The University of Alabama (UAB) at Birmingham School of Medicine’s Alabama Vaccine Research Clinic is hosting the trial of a candidate vaccine for H7N9, a strain of avian influenza.
UAB is one of four sites in the US to conduct the trial, which is sponsored by the National Institute of Allergy and Infectious Diseases, part of the US National Institutes of Health.
The trial aims to develop an effective vaccine for any future H7N9 pandemic incidence. Its efficacy will be tested with an adjuvant (AS03) in combination with a quadrivalent seasonal influenza vaccine.
AS03 is a substance that improves the body’s immune response to an antigen.

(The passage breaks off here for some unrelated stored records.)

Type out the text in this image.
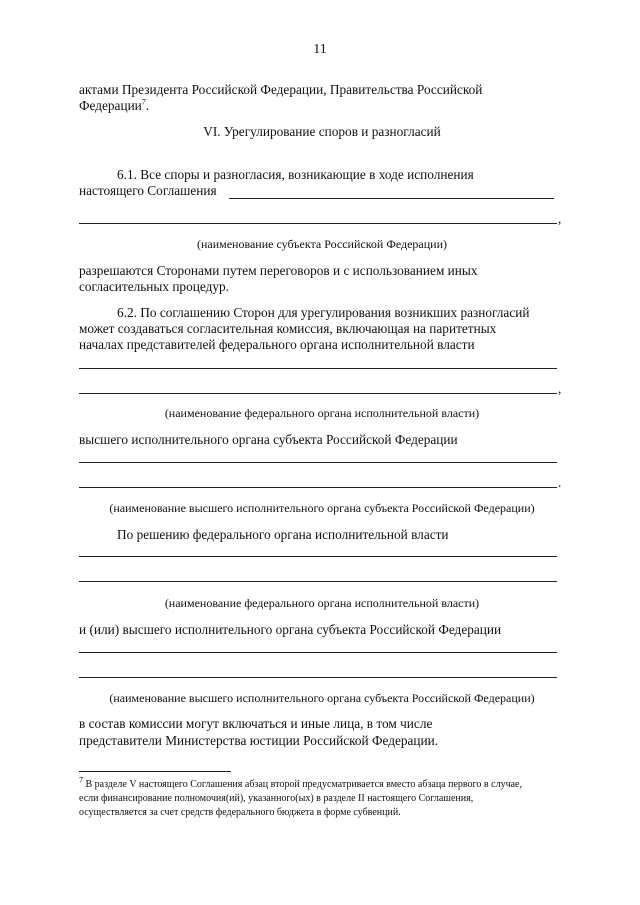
11
актами Президента Российской Федерации, Правительства Российской
Федерации$^7$.
VI. Урегулирование споров и разногласий
6.1. Все споры и разногласия, возникающие в ходе исполнения
настоящего Соглашения
,
(наименование субъекта Российской Федерации)
разрешаются Сторонами путем переговоров и с использованием иных
согласительных процедур.
6.2. По соглашению Сторон для урегулирования возникших разногласий
может создаваться согласительная комиссия, включающая на паритетных
началах представителей федерального органа исполнительной власти
,
(наименование федерального органа исполнительной власти)
высшего исполнительного органа субъекта Российской Федерации
.
(наименование высшего исполнительного органа субъекта Российской Федерации)
По решению федерального органа исполнительной власти
(наименование федерального органа исполнительной власти)
и (или) высшего исполнительного органа субъекта Российской Федерации
(наименование высшего исполнительного органа субъекта Российской Федерации)
в состав комиссии могут включаться и иные лица, в том числе
представители Министерства юстиции Российской Федерации.
$^7$ В разделе V настоящего Соглашения абзац второй предусматривается вместо абзаца первого в случае,
если финансирование полномочия(ий), указанного(ых) в разделе II настоящего Соглашения,
осуществляется за счет средств федерального бюджета в форме субвенций.
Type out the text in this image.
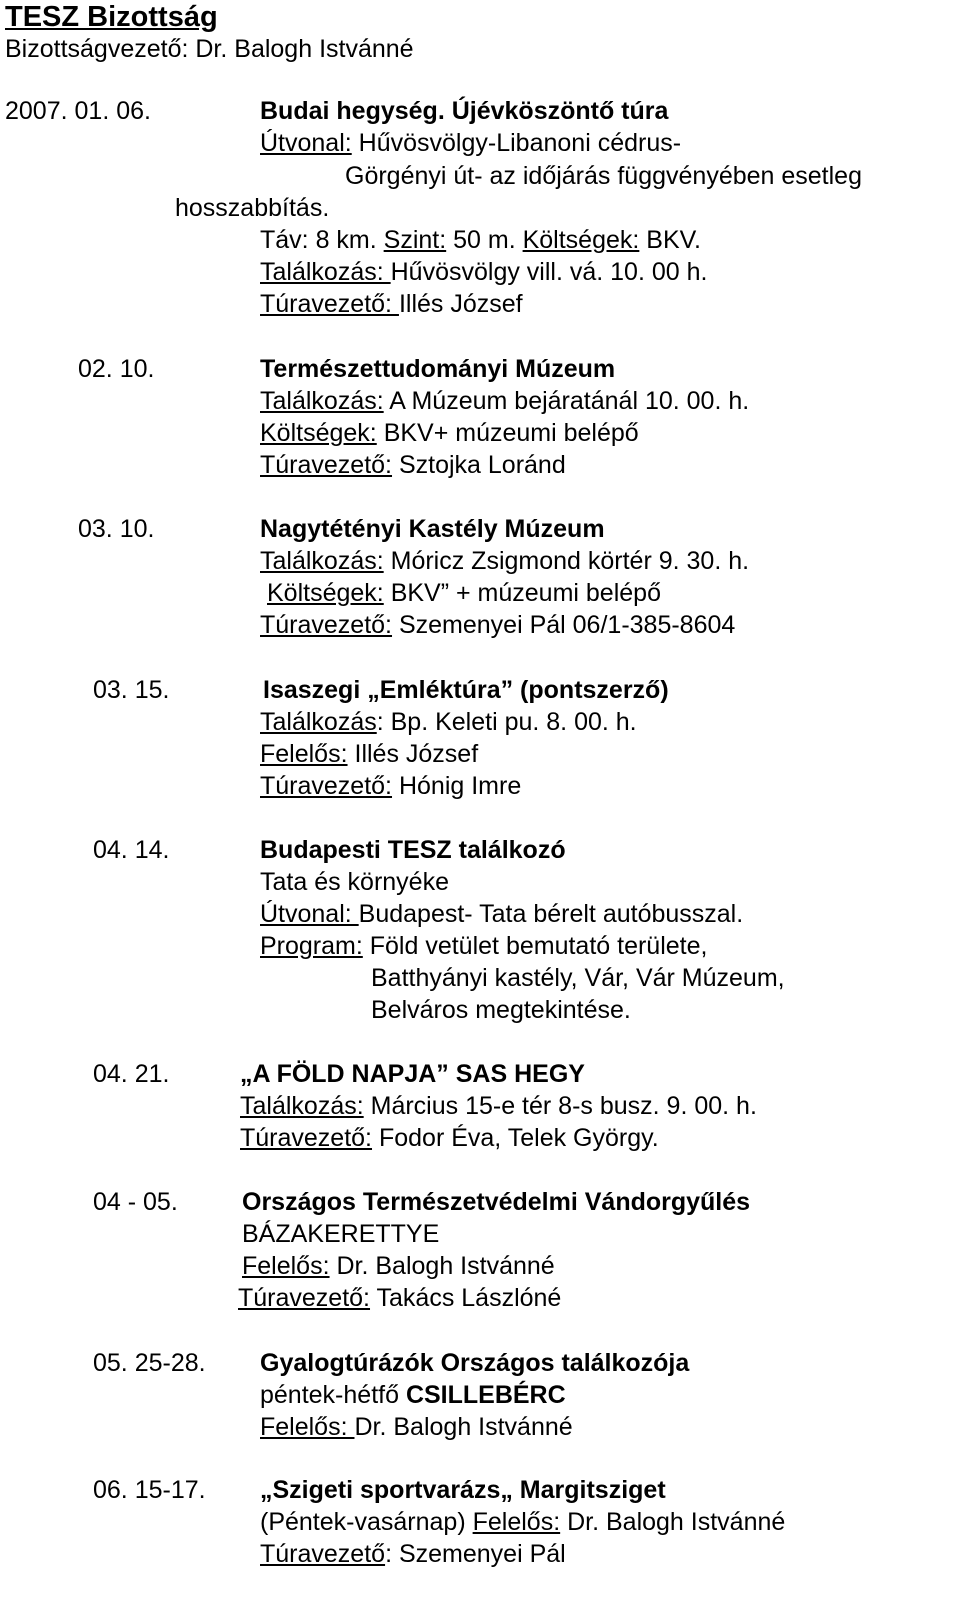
TESZ Bizottság
Bizottságvezető: Dr. Balogh Istvánné
2007. 01. 06.	Budai hegység. Újévköszöntő túra
Útvonal: Hűvösvölgy-Libanoni cédrus-
Görgényi út- az időjárás függvényében esetleg
hosszabbítás.
Táv: 8 km. Szint: 50 m. Költségek: BKV.
Találkozás: Hűvösvölgy vill. vá. 10. 00 h.
Túravezető: Illés József
02. 10.	Természettudományi Múzeum
Találkozás: A Múzeum bejáratánál 10. 00. h.
Költségek: BKV+ múzeumi belépő
Túravezető: Sztojka Loránd
03. 10.	Nagytétényi Kastély Múzeum
Találkozás: Móricz Zsigmond körtér 9. 30. h.
Költségek: BKV” + múzeumi belépő
Túravezető: Szemenyei Pál 06/1-385-8604
03. 15.	Isaszegi „Emléktúra” (pontszerző)
Találkozás: Bp. Keleti pu. 8. 00. h.
Felelős: Illés József
Túravezető: Hónig Imre
04. 14.	Budapesti TESZ találkozó
Tata és környéke
Útvonal: Budapest- Tata bérelt autóbusszal.
Program: Föld vetület bemutató területe,
Batthyányi kastély, Vár, Vár Múzeum,
Belváros megtekintése.
04. 21.	„A FÖLD NAPJA” SAS HEGY
Találkozás: Március 15-e tér 8-s busz. 9. 00. h.
Túravezető: Fodor Éva, Telek György.
04 - 05.	Országos Természetvédelmi Vándorgyűlés
BÁZAKERETTYE
Felelős: Dr. Balogh Istvánné
Túravezető: Takács Lászlóné
05. 25-28. Gyalogtúrázók Országos találkozója
péntek-hétfő CSILLEBÉRC
Felelős: Dr. Balogh Istvánné
06. 15-17. „Szigeti sportvarázs„ Margitsziget
(Péntek-vasárnap) Felelős: Dr. Balogh Istvánné
Túravezető: Szemenyei Pál
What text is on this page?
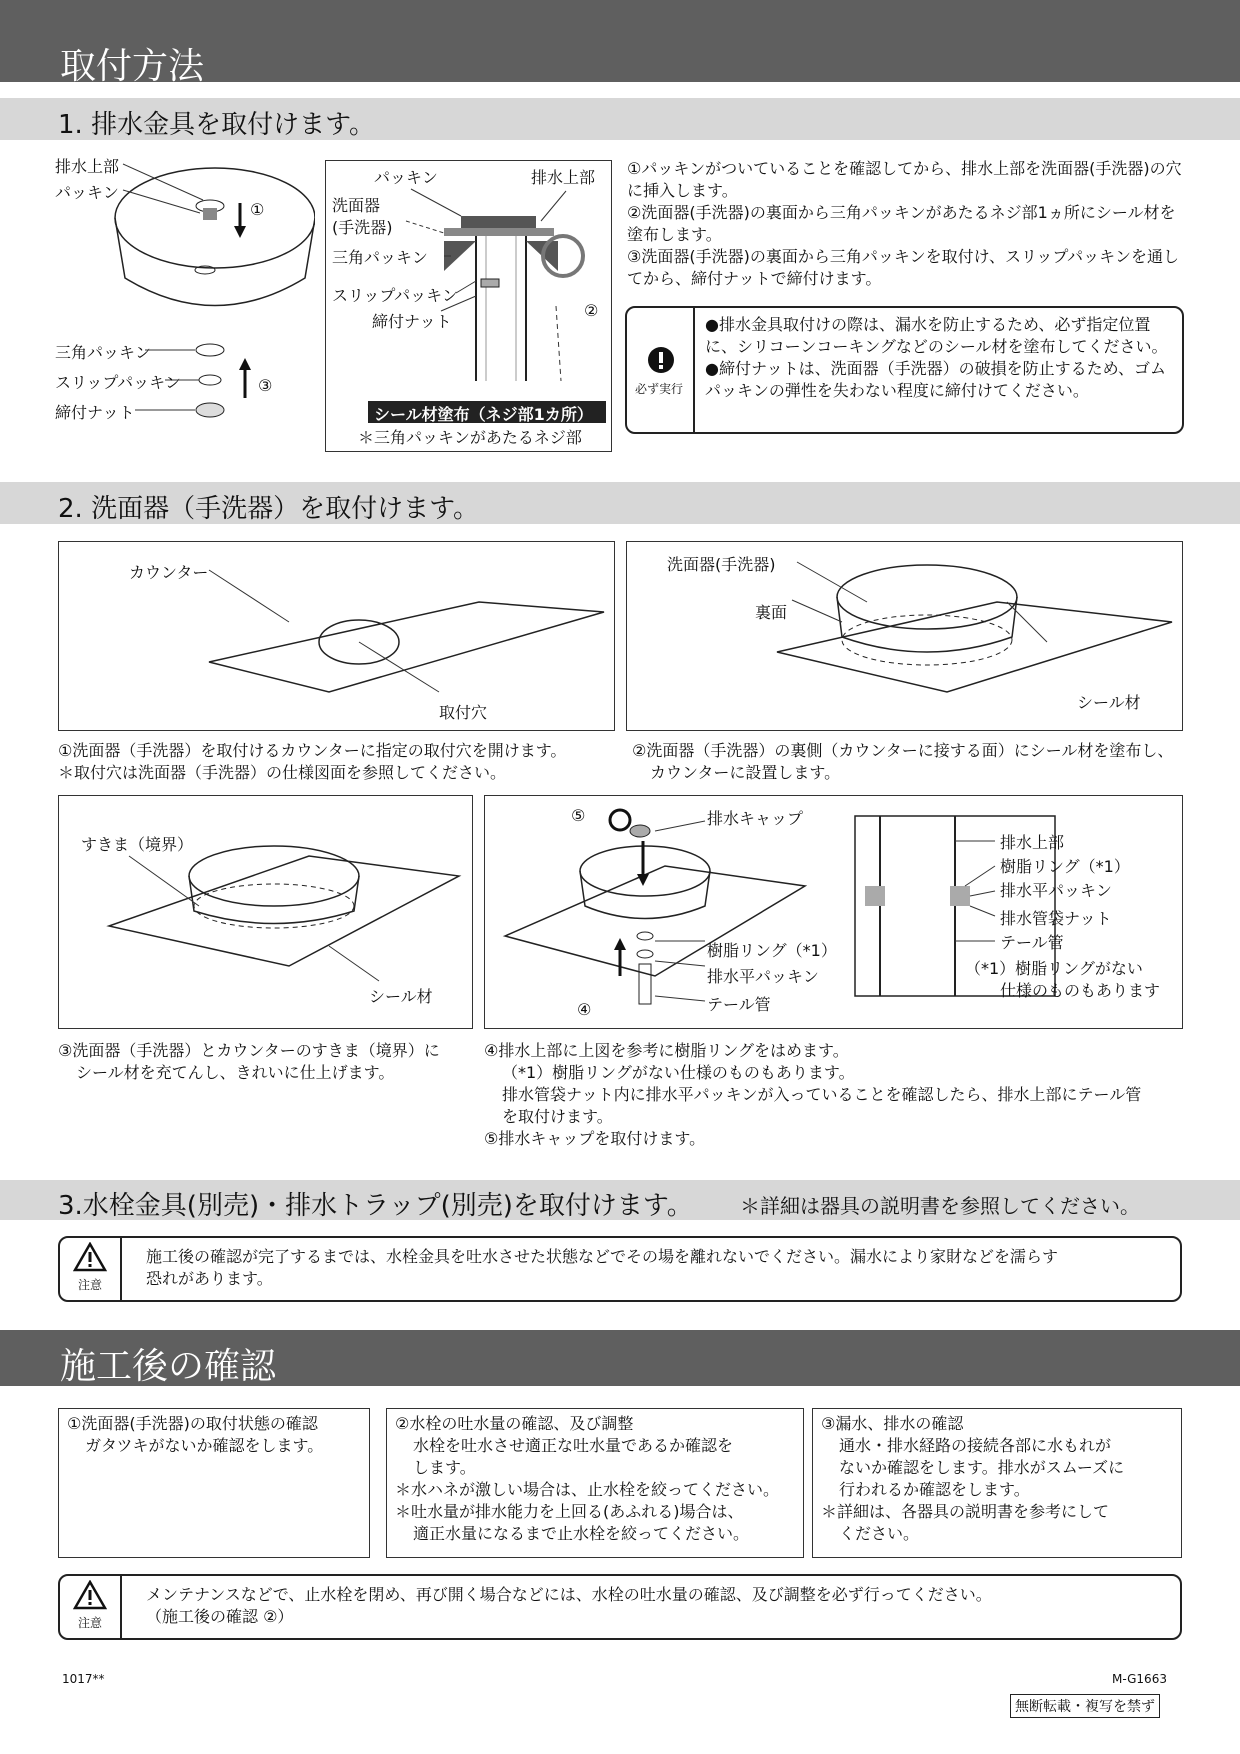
取付方法
1. 排水金具を取付けます。
排水上部
パッキン
①
三角パッキン
スリップパッキン	③
締付ナット
パッキン	排水上部
洗面器
(手洗器)
三角パッキン
スリップパッキン
締付ナット
②
シール材塗布（ネジ部1カ所）
＊三角パッキンがあたるネジ部
①パッキンがついていることを確認してから、排水上部を洗面器(手洗器)の穴に挿入します。
②洗面器(手洗器)の裏面から三角パッキンがあたるネジ部1ヵ所にシール材を塗布します。
③洗面器(手洗器)の裏面から三角パッキンを取付け、スリップパッキンを通してから、締付ナットで締付けます。
必ず実行
●排水金具取付けの際は、漏水を防止するため、必ず指定位置に、シリコーンコーキングなどのシール材を塗布してください。
●締付ナットは、洗面器（手洗器）の破損を防止するため、ゴムパッキンの弾性を失わない程度に締付けてください。
2. 洗面器（手洗器）を取付けます。
カウンター
取付穴
①洗面器（手洗器）を取付けるカウンターに指定の取付穴を開けます。
＊取付穴は洗面器（手洗器）の仕様図面を参照してください。
洗面器(手洗器)
裏面
シール材
②洗面器（手洗器）の裏側（カウンターに接する面）にシール材を塗布し、
カウンターに設置します。
すきま（境界）
シール材
③洗面器（手洗器）とカウンターのすきま（境界）に
シール材を充てんし、きれいに仕上げます。
⑤	排水キャップ
樹脂リング（*1）
排水平パッキン
④	テール管
排水上部
樹脂リング（*1）
排水平パッキン
排水管袋ナット
テール管
（*1）樹脂リングがない
仕様のものもあります
④排水上部に上図を参考に樹脂リングをはめます。
（*1）樹脂リングがない仕様のものもあります。
排水管袋ナット内に排水平パッキンが入っていることを確認したら、排水上部にテール管
を取付けます。
⑤排水キャップを取付けます。
3.水栓金具(別売)・排水トラップ(別売)を取付けます。 ＊詳細は器具の説明書を参照してください。
注意
施工後の確認が完了するまでは、水栓金具を吐水させた状態などでその場を離れないでください。漏水により家財などを濡らす
恐れがあります。
施工後の確認
①洗面器(手洗器)の取付状態の確認
ガタツキがないか確認をします。
②水栓の吐水量の確認、及び調整
水栓を吐水させ適正な吐水量であるか確認を
します。
＊水ハネが激しい場合は、止水栓を絞ってください。
＊吐水量が排水能力を上回る(あふれる)場合は、
適正水量になるまで止水栓を絞ってください。
③漏水、排水の確認
通水・排水経路の接続各部に水もれが
ないか確認をします。排水がスムーズに
行われるか確認をします。
＊詳細は、各器具の説明書を参考にして
ください。
注意
メンテナンスなどで、止水栓を閉め、再び開く場合などには、水栓の吐水量の確認、及び調整を必ず行ってください。
（施工後の確認 ②）
1017**	M-G1663
無断転載・複写を禁ず
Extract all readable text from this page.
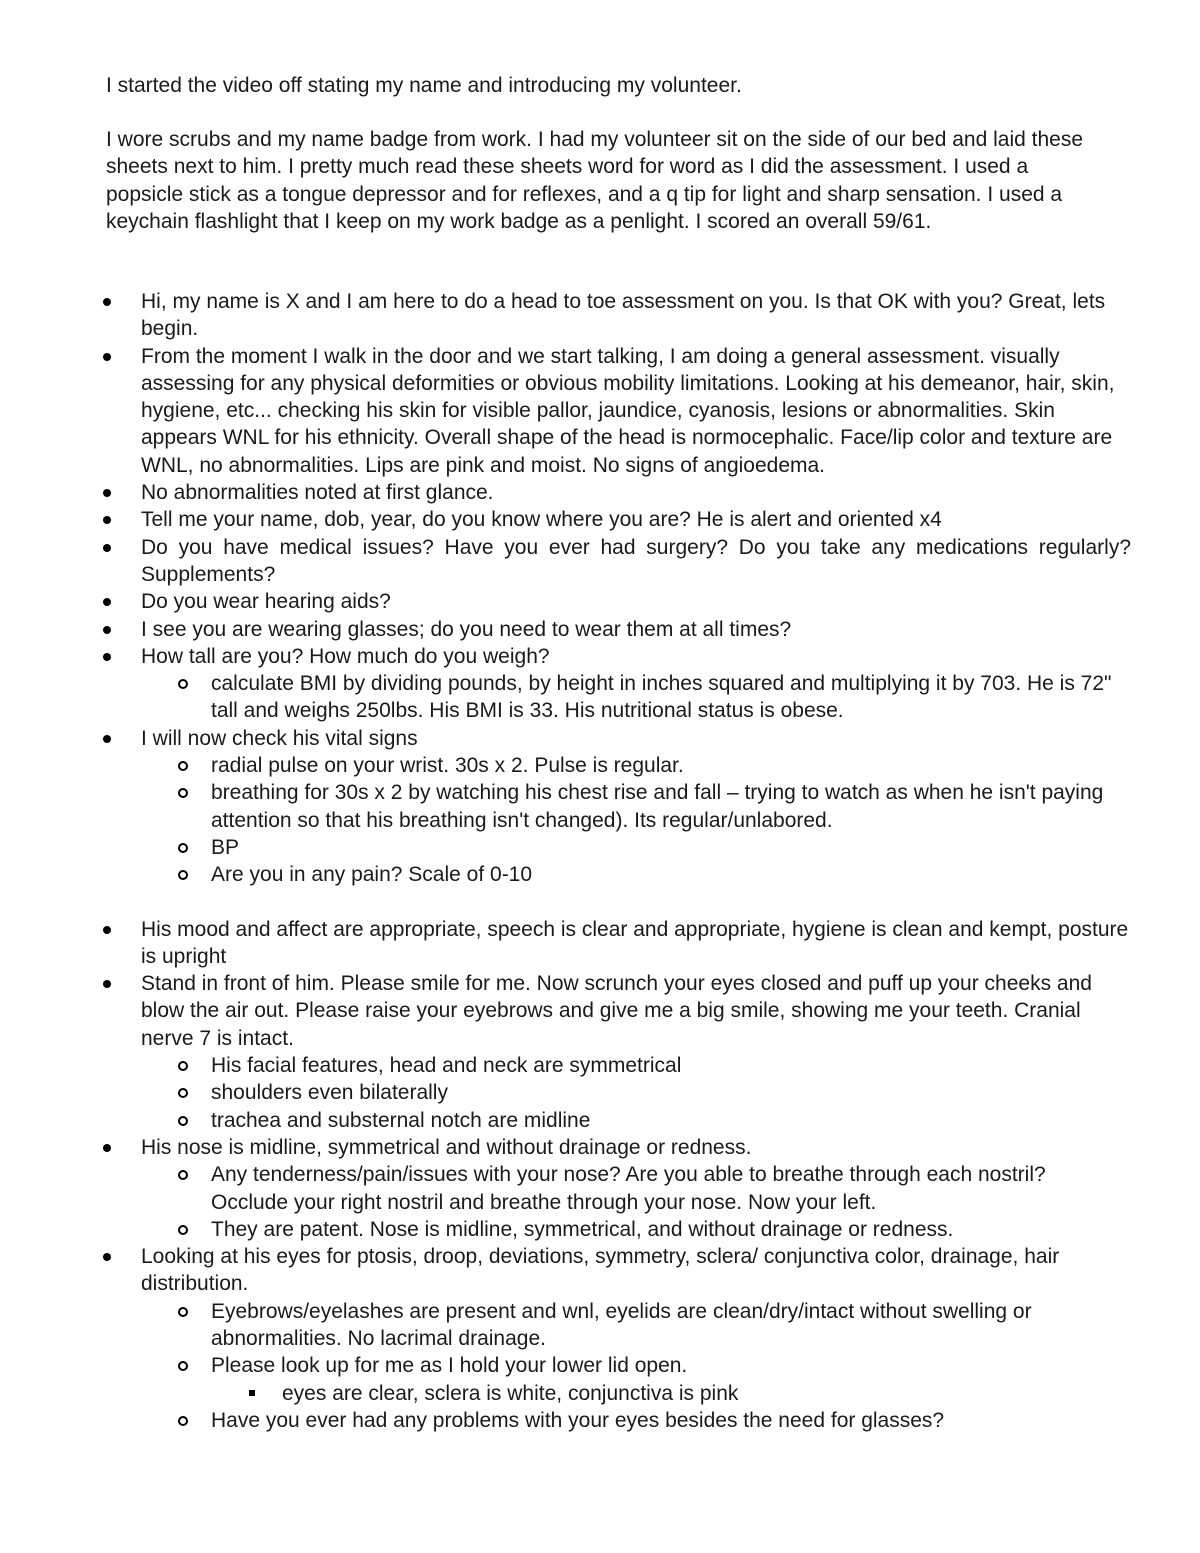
I started the video off stating my name and introducing my volunteer.

I wore scrubs and my name badge from work. I had my volunteer sit on the side of our bed and laid these sheets next to him. I pretty much read these sheets word for word as I did the assessment. I used a popsicle stick as a tongue depressor and for reflexes, and a q tip for light and sharp sensation. I used a keychain flashlight that I keep on my work badge as a penlight. I scored an overall 59/61.

Hi, my name is X and I am here to do a head to toe assessment on you. Is that OK with you? Great, lets begin.
From the moment I walk in the door and we start talking, I am doing a general assessment. visually assessing for any physical deformities or obvious mobility limitations. Looking at his demeanor, hair, skin, hygiene, etc... checking his skin for visible pallor, jaundice, cyanosis, lesions or abnormalities. Skin appears WNL for his ethnicity. Overall shape of the head is normocephalic. Face/lip color and texture are WNL, no abnormalities. Lips are pink and moist. No signs of angioedema.
No abnormalities noted at first glance.
Tell me your name, dob, year, do you know where you are? He is alert and oriented x4
Do you have medical issues? Have you ever had surgery? Do you take any medications regularly? Supplements?
Do you wear hearing aids?
I see you are wearing glasses; do you need to wear them at all times?
How tall are you? How much do you weigh?
calculate BMI by dividing pounds, by height in inches squared and multiplying it by 703. He is 72" tall and weighs 250lbs. His BMI is 33. His nutritional status is obese.
I will now check his vital signs
radial pulse on your wrist. 30s x 2. Pulse is regular.
breathing for 30s x 2 by watching his chest rise and fall – trying to watch as when he isn't paying attention so that his breathing isn't changed). Its regular/unlabored.
BP
Are you in any pain? Scale of 0-10
His mood and affect are appropriate, speech is clear and appropriate, hygiene is clean and kempt, posture is upright
Stand in front of him. Please smile for me. Now scrunch your eyes closed and puff up your cheeks and blow the air out. Please raise your eyebrows and give me a big smile, showing me your teeth. Cranial nerve 7 is intact.
His facial features, head and neck are symmetrical
shoulders even bilaterally
trachea and substernal notch are midline
His nose is midline, symmetrical and without drainage or redness.
Any tenderness/pain/issues with your nose? Are you able to breathe through each nostril? Occlude your right nostril and breathe through your nose. Now your left.
They are patent. Nose is midline, symmetrical, and without drainage or redness.
Looking at his eyes for ptosis, droop, deviations, symmetry, sclera/ conjunctiva color, drainage, hair distribution.
Eyebrows/eyelashes are present and wnl, eyelids are clean/dry/intact without swelling or abnormalities. No lacrimal drainage.
Please look up for me as I hold your lower lid open.
eyes are clear, sclera is white, conjunctiva is pink
Have you ever had any problems with your eyes besides the need for glasses?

In the trial, 150 healthy patients will be divided into three arms and administered with the H7N9 vaccine along with AS03. Reactions to H7N9 will be compared between patients who have received a standard flu vaccine and those who have not.
Subjects of the 16-month long trial will be allowed to stay in the trial for a period of 13 months.
Enrollment in the trial has already commenced at UAB.
Alabama Vaccine Research Clinic director Paul Goepfert said: “We know that new flu viruses will continue to present themselves, and we need to be prepared to protect humans against those potential strains as they become a threat.”
In 2013, H7N9 was first seen in humans in China, and spread due to direct exposure to infected poultry or contaminated environments.
So far, no instance of human infection of H7N9 has been reported in the US.